Sia l'estrema destra di Bolsonaro che quella di Kast sono più vicine a quello che Umberto Eco ha definito "eterno fascismo" o "ur-fascismo". Cioè, sono espressioni fasciste di carattere ideologico, culturale piuttosto che politico ed economico. Entrambi sono "ur-fascisti" nel senso di Eco, poiché mancano di qualsiasi tipo di empatia per i deboli e gli indifesi; per loro il mondo appartiene ai forti, ai vincitori, ai dominatori, indipendentemente dai mezzi per raggiungere il successo. Questo tipo di fascismo converge anche con il gusto per la tradizione, i valori nazionali e l'identità nazionale. Kast risponde a chiunque metta in dubbio il suo background e il suo stile tedeschi dicendo che è "un cileno di nascita".

Bolsonaro è un tradizionalista che odia i valori della modernità e i suoi processi di individualizzazione. Spiccano le sue tendenze irrazionali e il disprezzo per la scienza. La sua posizione negazionista nei confronti del COVID-19 lo allontana da tutti gli schemi finora conosciuti: non crede alla pericolosità del virus, ironizza sul vaccino, non indossa la mascherina e boicotta il distanziamento sociale e raccomanda l'uso di farmaci senza prove scientifiche per combattere il virus.

L'ex soldato fa il contrario delle raccomandazioni di specialisti, epidemiologi, infettiologi e scienziati in generale, compresi i suggerimenti dell'Organizzazione mondiale della sanità (OMS). Sebbene Kast accetti alcuni parametri scientifici, la sua struttura mentale scarta pensieri discordanti e diversi, difendendo una moralità retrograda che si esprime come antimoderna e irrazionale.

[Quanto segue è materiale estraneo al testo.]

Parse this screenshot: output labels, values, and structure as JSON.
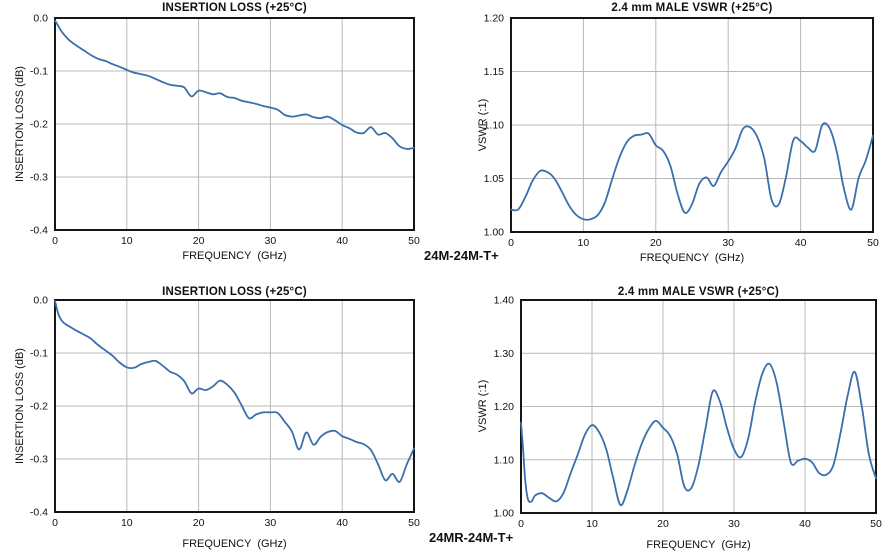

In un certo senso, le differenze che esistono tra Bolsonaro e Kast sono più nella forma che nel contenuto, poiché quest'ultimo cerca di convincere i suoi seguaci mantenendo un profilo più moderato e pulito, riflettendo attentamente su ciò che sta per dire. Bolsonaro, invece, sembra scardinato e magnaccia, con le sue frequenti allusioni alla scatologia e all'escrescenza umana. Ma, in fondo, entrambi disprezzano ogni forma di organizzazione civica e le conquiste ottenute dai lavoratori in decenni di lotte e rivendicazioni per il rispetto dei loro diritti lavorativi. Con maggiore o minore effusione, Bolsonaro e Kast rimpiangono le dittature civico-militari imposte nei rispettivi paesi, anche se il presidente brasiliano rivendica più sfacciatamente il regime dittatoriale instaurato dopo il golpe del 1964.

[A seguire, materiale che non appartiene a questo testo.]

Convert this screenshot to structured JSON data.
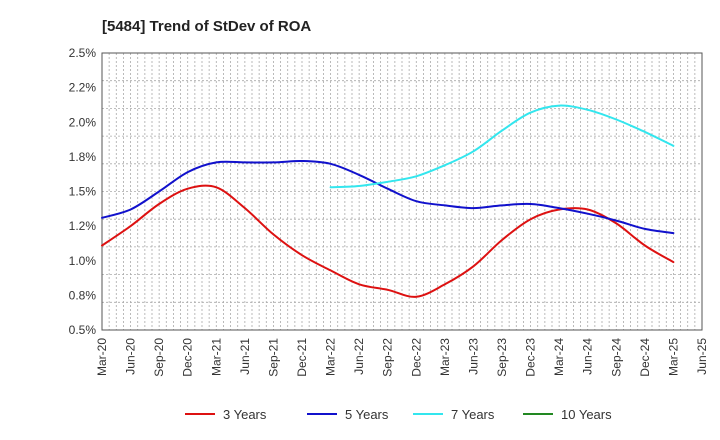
{
  "chart_data": {
    "type": "line",
    "title": "[5484]  Trend of StDev of ROA",
    "xlabel": "",
    "ylabel": "",
    "ylim": [
      0.5,
      2.5
    ],
    "y_ticks": [
      0.5,
      0.75,
      1.0,
      1.25,
      1.5,
      1.75,
      2.0,
      2.25,
      2.5
    ],
    "y_tick_labels": [
      "0.5%",
      "0.8%",
      "1.0%",
      "1.2%",
      "1.5%",
      "1.8%",
      "2.0%",
      "2.2%",
      "2.5%"
    ],
    "categories": [
      "Mar-20",
      "Jun-20",
      "Sep-20",
      "Dec-20",
      "Mar-21",
      "Jun-21",
      "Sep-21",
      "Dec-21",
      "Mar-22",
      "Jun-22",
      "Sep-22",
      "Dec-22",
      "Mar-23",
      "Jun-23",
      "Sep-23",
      "Dec-23",
      "Mar-24",
      "Jun-24",
      "Sep-24",
      "Dec-24",
      "Mar-25",
      "Jun-25"
    ],
    "grid": true,
    "legend_position": "bottom",
    "series": [
      {
        "name": "3 Years",
        "color": "#dd1111",
        "values": [
          1.11,
          1.25,
          1.41,
          1.52,
          1.53,
          1.38,
          1.19,
          1.04,
          0.93,
          0.83,
          0.79,
          0.74,
          0.83,
          0.96,
          1.15,
          1.3,
          1.37,
          1.37,
          1.27,
          1.11,
          0.99,
          null
        ]
      },
      {
        "name": "5 Years",
        "color": "#1111cc",
        "values": [
          1.31,
          1.37,
          1.5,
          1.64,
          1.71,
          1.71,
          1.71,
          1.72,
          1.7,
          1.62,
          1.52,
          1.43,
          1.4,
          1.38,
          1.4,
          1.41,
          1.38,
          1.34,
          1.29,
          1.23,
          1.2,
          null
        ]
      },
      {
        "name": "7 Years",
        "color": "#33e6ee",
        "values": [
          null,
          null,
          null,
          null,
          null,
          null,
          null,
          null,
          1.53,
          1.54,
          1.57,
          1.61,
          1.69,
          1.79,
          1.94,
          2.07,
          2.12,
          2.09,
          2.02,
          1.93,
          1.83,
          null
        ]
      },
      {
        "name": "10 Years",
        "color": "#228822",
        "values": [
          null,
          null,
          null,
          null,
          null,
          null,
          null,
          null,
          null,
          null,
          null,
          null,
          null,
          null,
          null,
          null,
          null,
          null,
          null,
          null,
          null,
          null
        ]
      }
    ]
  }
}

Entrambi fanno affidamento sul fenomeno del fascismo culturale che disprezza le espressioni della diversità, il consolidamento dei diritti e l'emergere della cultura popolare nei loro paesi. Nel caso del fascismo culturale tra i brasiliani, si può vedere come a questo segmento sia attribuita una prospettiva elitaria sulla politica e sulla vita: per loro è insopportabile che il voto di un operaio o di un contadino valga quanto il voto di un cittadino. “illuminato e informato”.

Con tutte le loro peculiarità e differenze di stile, sia Kast che Bolsonaro si nutrono della frustrazione delle classi medie che stanno vivendo un calo del tenore di vita, poiché, comparativamente, c'è stato un miglioramento delle condizioni delle classi subalterne, rilevando come una cameriera potrebbe pagare un volo all'estero o come il figlio di un lavoratore può ottenere una laurea per una carriera tradizionale.

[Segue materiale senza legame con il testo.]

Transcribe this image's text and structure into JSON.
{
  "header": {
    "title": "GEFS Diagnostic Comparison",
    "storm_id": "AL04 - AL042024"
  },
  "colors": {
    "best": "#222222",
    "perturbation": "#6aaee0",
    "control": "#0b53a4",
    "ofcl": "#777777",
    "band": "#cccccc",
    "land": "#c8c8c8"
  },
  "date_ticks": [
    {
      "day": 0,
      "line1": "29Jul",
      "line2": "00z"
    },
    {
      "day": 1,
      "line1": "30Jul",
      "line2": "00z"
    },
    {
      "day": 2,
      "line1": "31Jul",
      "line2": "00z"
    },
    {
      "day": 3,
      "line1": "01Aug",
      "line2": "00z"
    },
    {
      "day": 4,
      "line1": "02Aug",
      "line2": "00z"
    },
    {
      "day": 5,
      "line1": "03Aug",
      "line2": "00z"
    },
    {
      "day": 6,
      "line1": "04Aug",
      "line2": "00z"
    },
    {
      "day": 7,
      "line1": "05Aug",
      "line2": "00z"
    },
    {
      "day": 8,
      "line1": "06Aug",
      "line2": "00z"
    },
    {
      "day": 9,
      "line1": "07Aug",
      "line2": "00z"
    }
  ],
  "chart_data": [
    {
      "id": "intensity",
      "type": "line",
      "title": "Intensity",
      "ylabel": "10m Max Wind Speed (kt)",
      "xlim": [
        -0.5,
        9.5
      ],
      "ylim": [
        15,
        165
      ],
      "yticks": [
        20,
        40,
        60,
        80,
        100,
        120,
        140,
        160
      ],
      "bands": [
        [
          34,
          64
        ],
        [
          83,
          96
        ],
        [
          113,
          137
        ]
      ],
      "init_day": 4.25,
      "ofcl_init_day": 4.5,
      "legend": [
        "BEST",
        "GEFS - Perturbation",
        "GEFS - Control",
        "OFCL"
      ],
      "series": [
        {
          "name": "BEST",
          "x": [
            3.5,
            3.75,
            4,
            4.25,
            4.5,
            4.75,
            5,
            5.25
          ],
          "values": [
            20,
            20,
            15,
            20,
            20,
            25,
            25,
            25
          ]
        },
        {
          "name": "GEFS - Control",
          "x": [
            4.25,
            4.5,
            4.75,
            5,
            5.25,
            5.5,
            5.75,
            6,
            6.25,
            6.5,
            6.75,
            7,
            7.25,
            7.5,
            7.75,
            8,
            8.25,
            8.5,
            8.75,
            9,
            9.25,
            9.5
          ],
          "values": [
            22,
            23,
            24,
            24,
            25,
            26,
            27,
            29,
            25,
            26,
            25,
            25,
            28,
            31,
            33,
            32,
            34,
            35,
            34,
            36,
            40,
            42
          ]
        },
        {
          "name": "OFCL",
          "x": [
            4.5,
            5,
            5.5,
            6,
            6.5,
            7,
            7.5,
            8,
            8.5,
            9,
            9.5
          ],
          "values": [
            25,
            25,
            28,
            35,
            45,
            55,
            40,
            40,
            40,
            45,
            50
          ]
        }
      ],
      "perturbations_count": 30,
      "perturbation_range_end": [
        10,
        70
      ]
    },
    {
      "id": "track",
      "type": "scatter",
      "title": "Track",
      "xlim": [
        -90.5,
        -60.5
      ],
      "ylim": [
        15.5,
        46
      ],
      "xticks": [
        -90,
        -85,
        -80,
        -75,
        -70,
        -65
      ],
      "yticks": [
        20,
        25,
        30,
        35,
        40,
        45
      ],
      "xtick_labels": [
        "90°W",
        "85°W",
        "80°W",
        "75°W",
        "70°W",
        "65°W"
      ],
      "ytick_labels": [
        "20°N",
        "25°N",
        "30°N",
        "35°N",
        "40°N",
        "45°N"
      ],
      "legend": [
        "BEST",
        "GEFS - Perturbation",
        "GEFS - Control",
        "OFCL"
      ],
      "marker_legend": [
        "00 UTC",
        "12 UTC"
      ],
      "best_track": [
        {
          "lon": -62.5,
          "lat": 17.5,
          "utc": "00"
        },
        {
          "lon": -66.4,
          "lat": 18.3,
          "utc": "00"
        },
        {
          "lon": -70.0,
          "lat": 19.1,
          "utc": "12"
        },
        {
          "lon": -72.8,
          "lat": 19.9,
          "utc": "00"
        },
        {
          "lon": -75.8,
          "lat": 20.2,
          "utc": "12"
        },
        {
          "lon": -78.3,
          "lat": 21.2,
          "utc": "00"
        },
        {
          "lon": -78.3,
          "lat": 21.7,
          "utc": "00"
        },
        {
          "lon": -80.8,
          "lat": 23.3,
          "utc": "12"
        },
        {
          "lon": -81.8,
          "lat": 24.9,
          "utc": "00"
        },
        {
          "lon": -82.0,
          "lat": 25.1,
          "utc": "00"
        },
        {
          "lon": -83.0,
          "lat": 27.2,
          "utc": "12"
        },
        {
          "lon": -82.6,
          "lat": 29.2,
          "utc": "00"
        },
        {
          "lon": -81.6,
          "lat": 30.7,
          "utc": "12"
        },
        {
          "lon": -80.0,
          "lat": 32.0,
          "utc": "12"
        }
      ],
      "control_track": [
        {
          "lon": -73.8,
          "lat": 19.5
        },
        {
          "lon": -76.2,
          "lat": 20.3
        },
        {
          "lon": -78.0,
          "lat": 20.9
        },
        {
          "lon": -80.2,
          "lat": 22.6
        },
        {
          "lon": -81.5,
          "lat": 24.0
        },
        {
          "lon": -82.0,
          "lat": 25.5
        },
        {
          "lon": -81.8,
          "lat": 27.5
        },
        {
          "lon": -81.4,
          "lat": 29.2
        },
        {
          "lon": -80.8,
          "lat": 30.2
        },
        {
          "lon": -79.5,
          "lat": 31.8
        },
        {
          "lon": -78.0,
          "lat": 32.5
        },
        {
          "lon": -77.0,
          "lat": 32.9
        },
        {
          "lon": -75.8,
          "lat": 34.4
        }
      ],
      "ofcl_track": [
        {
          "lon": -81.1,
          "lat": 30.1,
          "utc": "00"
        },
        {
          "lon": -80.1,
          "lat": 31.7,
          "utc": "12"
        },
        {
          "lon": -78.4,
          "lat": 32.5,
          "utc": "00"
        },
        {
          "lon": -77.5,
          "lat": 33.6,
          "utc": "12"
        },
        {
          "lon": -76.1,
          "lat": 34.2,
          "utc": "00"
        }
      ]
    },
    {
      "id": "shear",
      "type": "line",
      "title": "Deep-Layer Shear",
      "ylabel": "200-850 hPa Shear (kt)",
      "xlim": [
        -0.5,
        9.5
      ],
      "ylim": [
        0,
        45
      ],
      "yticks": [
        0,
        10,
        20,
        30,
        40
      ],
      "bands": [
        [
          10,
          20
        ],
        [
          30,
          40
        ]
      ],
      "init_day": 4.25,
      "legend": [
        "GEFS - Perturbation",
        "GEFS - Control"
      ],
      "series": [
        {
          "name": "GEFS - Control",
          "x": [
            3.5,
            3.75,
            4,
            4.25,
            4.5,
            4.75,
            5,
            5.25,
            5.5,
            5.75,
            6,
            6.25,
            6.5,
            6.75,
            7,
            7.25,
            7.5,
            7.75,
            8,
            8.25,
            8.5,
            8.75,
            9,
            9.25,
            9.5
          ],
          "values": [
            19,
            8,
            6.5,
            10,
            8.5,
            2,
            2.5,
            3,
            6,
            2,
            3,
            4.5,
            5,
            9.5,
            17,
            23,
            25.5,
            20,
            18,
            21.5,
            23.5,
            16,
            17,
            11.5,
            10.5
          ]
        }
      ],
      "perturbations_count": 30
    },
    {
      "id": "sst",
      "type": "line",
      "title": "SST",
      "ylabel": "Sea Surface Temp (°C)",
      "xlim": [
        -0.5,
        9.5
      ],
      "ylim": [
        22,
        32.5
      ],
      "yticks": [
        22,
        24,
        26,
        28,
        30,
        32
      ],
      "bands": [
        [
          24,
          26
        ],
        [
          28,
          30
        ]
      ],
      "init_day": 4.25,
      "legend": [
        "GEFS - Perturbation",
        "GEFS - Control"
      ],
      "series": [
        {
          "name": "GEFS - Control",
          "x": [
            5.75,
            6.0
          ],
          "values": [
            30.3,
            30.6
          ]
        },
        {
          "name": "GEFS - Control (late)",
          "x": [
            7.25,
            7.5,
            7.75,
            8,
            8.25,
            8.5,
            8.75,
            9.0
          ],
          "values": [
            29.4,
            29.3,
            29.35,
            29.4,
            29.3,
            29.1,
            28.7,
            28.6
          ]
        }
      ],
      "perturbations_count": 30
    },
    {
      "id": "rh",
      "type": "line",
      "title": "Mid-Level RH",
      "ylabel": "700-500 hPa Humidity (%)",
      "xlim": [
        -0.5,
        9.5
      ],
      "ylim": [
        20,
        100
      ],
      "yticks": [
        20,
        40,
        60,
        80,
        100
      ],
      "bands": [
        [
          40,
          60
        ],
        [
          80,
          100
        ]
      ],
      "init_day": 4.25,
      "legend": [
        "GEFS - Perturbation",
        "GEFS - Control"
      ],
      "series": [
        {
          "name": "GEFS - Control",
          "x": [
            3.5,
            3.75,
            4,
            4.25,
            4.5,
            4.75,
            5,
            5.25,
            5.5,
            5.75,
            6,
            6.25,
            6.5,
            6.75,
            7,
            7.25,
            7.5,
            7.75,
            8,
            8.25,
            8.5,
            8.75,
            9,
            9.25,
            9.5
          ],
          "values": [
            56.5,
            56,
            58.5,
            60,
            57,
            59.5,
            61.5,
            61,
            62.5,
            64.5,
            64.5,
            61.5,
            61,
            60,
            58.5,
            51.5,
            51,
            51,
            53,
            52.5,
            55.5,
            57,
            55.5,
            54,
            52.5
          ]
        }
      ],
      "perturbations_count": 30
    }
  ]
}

Di pari passo con una visione elitaria della società, questo fascismo si affida al militarismo e alla minaccia permanente alle istituzioni democratiche come forma di ricatto politico per imporre le proprie idee. Nonostante la loro persecuzione permanente, spetta alle maggioranze democratiche vigilare per impegnarsi costantemente nel recupero della memoria storica delle lotte per bloccare le esplosioni e le perversità di questo paradigma che porta solo miseria, distruzione e morte a tutta l'umanità.

*Fernando De La Cuadra Ha conseguito un dottorato di ricerca in scienze sociali presso l'Università rurale federale di Rio de Janeiro (UFRRJ). Autore, tra gli altri libri, di Intellettuali e pensiero sociale e ambientale in America Latina (RIL).

Traduzione: Cauê Seignemartin Ameni per la rivista Brasile giacobino.